Lisa Napoli: You probably like at least a couple of the people you work with. But are you really friends with any of them?

Olenka Kacperczyk is a doctoral candidate at the Ross School of Business in Michigan. Her research shows we're not at chummy at the workplace as we used to be. And that makes us different than the rest of the world.

Olenka Kacperczyk: Well, so we find that in 1985, 50 percent of Americans had someone close, so a friend at work. That number is actually down to 30 percent by 2004. So in 2004, only 30 percent of Americans identify a friend in their workplace.

Napoli: What happened? Is it that we're not keeping the jobs as long as we used to, or what's going on?

Kacperczyk: So actually, we looked at the time we worked, with the hours, with family, with any other obligations that prevent us from doing, from socializing outside of work. That's not the case. So we basically found that between 1985 and 2004, there is no significant decrease or change in those other constraining factors. So our theory is that basically, there is some increasing isolation that's going on. So people in generally socialize less, and coworkers are just part of how we socialize less with each other.

Napoli: Mmm. This is not, I see from your research, this is not the case in other places. And you studied two other countries, I see.

Kacperczyk: Yes, exactly. So we looked at Poland and India as countries of comparison to what's happening in the U.S. And American socialize 50 percent of their network or even less, around 50 percent of the network of their colleagues.
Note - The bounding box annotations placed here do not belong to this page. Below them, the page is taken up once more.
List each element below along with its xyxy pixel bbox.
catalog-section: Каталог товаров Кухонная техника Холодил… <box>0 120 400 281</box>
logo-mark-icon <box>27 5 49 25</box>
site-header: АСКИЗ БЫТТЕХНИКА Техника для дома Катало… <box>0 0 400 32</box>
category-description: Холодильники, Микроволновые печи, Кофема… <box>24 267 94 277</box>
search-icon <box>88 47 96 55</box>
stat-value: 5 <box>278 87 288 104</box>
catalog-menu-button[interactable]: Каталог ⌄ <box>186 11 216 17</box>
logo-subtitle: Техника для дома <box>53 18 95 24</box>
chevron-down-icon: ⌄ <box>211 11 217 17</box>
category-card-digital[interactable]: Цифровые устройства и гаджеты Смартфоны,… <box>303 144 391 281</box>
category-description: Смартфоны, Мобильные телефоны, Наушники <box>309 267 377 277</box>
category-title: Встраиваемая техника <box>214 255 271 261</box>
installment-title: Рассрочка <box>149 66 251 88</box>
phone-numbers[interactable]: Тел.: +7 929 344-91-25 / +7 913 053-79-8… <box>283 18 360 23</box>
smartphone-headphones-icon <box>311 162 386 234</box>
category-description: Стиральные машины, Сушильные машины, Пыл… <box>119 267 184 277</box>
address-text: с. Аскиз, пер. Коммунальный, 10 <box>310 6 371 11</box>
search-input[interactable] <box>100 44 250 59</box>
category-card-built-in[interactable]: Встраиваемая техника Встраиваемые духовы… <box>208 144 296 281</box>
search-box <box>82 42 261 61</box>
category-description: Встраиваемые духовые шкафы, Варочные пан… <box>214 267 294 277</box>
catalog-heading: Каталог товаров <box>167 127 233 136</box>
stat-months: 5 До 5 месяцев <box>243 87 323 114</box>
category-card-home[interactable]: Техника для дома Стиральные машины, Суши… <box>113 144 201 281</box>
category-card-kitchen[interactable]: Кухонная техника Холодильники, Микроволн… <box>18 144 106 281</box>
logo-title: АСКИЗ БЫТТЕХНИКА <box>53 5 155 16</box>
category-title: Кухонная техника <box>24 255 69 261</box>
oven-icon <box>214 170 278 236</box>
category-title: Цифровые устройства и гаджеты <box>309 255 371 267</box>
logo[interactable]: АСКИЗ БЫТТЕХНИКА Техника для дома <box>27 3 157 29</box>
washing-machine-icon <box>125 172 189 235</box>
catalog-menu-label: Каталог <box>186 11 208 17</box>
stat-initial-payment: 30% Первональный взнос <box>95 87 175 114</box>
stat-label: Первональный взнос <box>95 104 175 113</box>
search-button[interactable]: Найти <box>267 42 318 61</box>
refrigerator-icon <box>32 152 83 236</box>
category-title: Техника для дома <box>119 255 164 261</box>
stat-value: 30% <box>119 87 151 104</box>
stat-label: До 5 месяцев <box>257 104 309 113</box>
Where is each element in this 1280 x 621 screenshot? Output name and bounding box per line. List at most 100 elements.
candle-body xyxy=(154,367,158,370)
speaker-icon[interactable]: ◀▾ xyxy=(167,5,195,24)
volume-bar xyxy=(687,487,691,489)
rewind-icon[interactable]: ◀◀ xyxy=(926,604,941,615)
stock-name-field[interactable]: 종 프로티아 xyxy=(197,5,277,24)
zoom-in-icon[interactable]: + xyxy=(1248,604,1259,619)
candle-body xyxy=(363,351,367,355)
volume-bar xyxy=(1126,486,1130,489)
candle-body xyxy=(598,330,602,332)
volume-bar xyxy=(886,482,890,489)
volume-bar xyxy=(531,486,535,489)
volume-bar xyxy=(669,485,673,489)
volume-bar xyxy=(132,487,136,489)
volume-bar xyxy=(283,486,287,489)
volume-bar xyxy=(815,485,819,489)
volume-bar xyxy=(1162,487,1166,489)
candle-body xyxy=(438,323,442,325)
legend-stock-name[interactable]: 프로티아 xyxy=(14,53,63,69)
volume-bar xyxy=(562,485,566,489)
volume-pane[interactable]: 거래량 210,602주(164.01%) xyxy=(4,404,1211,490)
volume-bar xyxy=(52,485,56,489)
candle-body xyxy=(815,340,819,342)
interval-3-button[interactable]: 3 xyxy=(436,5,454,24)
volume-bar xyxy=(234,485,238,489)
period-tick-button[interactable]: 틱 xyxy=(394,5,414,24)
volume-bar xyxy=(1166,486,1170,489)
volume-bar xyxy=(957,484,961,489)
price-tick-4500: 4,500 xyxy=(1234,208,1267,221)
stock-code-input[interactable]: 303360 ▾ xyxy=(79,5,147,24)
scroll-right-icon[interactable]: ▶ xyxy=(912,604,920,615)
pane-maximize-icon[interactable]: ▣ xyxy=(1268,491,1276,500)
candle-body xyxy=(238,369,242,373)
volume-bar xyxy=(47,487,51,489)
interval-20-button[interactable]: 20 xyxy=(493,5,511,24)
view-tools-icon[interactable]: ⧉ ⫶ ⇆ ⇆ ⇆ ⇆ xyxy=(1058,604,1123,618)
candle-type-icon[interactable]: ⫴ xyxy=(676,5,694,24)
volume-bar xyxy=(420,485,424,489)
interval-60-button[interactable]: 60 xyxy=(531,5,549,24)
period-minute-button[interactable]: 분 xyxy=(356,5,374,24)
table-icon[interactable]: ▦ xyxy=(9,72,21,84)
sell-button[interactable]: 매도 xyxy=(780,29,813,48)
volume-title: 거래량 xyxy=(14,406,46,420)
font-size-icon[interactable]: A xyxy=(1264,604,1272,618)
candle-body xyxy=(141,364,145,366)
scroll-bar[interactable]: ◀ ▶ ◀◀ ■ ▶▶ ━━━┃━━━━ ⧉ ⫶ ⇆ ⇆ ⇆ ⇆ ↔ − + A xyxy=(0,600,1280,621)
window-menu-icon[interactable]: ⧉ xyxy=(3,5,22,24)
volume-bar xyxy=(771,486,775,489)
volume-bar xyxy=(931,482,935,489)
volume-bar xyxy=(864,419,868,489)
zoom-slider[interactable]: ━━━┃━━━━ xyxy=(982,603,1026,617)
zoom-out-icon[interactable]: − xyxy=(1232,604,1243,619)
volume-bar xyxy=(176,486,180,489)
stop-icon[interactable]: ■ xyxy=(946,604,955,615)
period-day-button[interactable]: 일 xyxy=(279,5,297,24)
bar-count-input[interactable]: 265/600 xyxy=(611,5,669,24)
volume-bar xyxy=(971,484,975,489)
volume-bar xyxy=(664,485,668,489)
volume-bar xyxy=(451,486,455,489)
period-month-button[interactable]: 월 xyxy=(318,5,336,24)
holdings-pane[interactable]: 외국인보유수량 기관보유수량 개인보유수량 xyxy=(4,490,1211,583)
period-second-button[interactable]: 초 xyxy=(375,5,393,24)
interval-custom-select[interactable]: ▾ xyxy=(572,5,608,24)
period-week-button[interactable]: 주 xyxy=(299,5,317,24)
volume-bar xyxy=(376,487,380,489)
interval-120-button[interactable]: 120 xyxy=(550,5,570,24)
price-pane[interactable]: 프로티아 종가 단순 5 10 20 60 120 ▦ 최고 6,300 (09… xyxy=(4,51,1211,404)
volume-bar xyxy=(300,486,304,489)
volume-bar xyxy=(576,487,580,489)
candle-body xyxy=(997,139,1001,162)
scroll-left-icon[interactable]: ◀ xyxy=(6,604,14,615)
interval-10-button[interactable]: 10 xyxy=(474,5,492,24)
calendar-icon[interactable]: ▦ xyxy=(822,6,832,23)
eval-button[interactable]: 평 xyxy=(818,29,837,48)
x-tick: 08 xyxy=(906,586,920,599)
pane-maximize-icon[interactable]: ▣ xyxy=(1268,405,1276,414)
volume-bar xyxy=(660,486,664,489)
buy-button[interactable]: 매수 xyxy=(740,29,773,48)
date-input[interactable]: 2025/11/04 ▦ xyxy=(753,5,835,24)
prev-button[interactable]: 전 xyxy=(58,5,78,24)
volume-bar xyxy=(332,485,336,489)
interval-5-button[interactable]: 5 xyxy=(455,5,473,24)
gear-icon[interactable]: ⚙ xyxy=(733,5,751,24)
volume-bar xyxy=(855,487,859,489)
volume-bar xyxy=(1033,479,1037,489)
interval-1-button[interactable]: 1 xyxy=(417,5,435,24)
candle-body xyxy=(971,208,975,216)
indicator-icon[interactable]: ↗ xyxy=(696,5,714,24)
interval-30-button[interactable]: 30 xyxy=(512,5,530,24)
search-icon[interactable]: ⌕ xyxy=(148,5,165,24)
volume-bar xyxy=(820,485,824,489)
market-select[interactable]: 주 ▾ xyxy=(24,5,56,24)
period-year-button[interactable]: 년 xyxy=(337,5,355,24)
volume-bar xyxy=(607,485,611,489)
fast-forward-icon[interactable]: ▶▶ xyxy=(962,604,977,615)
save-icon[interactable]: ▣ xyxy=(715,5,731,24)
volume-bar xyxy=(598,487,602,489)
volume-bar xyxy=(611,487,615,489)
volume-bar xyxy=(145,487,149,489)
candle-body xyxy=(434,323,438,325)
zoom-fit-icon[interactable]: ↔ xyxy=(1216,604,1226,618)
Whereas in Poland, that's the case for 74 percent. In India, it's even bigger, 'cause that's 78 percent.

Napoli: It's just 'cause it's too hard, or too much energy, or . . . something.

Kacperczyk: Haha. So our explanation for it was basically that it's all about culture. So the U.S. has been socialized in a culture where you really keep separate the professional from the personal.

Napoli: What, Olenka, is the most extreme difference between the U.S. and, say on the other end, India, 'cause that seems that those are the two most extreme.

Kacperczyk: We asked our respondents about having gone on a vacation with a coworker. For Indians, they have spent already at least one vacation with 45 percent of their coworkers. That's almost half.

Napoli: Wow.

Kacperczyk: Whereas for Americans, that percentage is only 6.

Napoli: And that's not a romantic thing, it's just we're friends and we're gonna go away for the weekend together somewhere.

Kacperczyk: That's exactly it. When you're both sales . . . let's go fishing. You don't do it in this country.

Napoli: Olenka Kacperczyk is at the University of Michigan's Ross School of Business.